Damn. I was supposed to fly to Prague this week for Tabexpo 2011. I was looking forward to it too. I've never been to Prague.

I couldn't go yesterday, obviously, which meant that I missed the keynote speech by John O'Sullivan, a former adviser to Margaret Thatcher. I also missed last night's welcome dinner.

I was still hoping to catch a 7.00am flight from Heathrow this morning or, failing that, a late afternoon flight.

Instead I've been doing more interviews about smoking in cars as well as writing an article for the Huffington Post which I have almost finished. Towards the end I ask the question 'Why is the BMA calling for a comprehensive ban on smoking in cars?'. I then speculate as follows:

My view, for what it’s worth, is that it’s tactical.
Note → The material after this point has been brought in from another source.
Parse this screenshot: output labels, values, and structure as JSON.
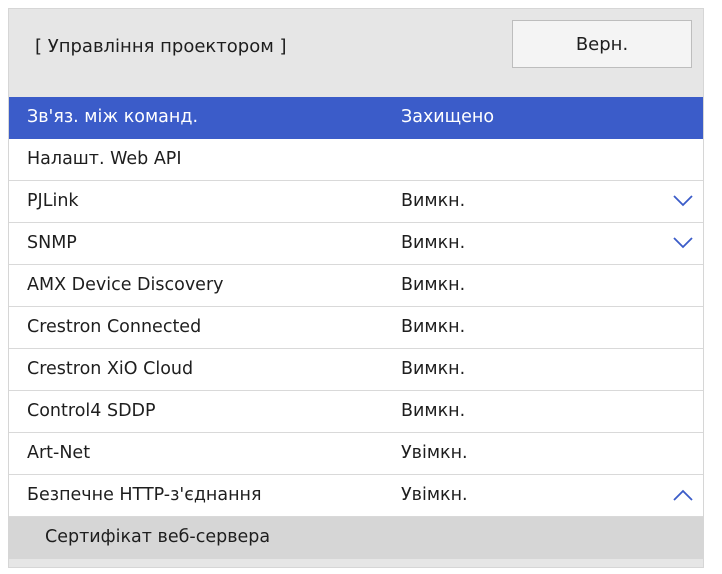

The BMA’s declaration coincides with the second reading of Labour MP Alex Cunningham’s Private Members’ Bill which calls for a ban on smoking in private vehicles when children are present. It’s listed to be debated on Friday 25 November.

The BMA has possibly worked out that by calling for more extreme action, the coalition government may see a ban on smoking in cars with children as a reasonable compromise.

I may be right because, unknown to me (I have only just read it), the Huffington Post this morning published a piece by Dame Helena Shovelton, chief executive of the British Lung Foundation, entitled Calls for a Ban on Smoking in Cars Are Welcome, but Action on Children Is Needed Now. (I assume that my article is intended to be a companion piece.)

As we know (and I respect them for it), the tobacco control industry is very well coordinated. Alex Cunningham, the BMA and the BLF are not working in splendid isolation. They will be working together, I'm sure, and privately they will all be singing from the same hymnsheet. First, a ban on smoking in cars with children, then a ban on smoking in all private vehicles.

By calling for the latter now the BMA is trying to make a ban on smoking in cars with children appear more liberal. They will be delighted with that, believe me, because they know that, after that, a ban on smoking in all vehicles is only a matter of time.

The police will see to that, I'm sure, on the grounds that it is difficult to see whether there is a child in a moving vehicle without stopping it. Far easier, they will argue, if ALL vehicles are no-smoking.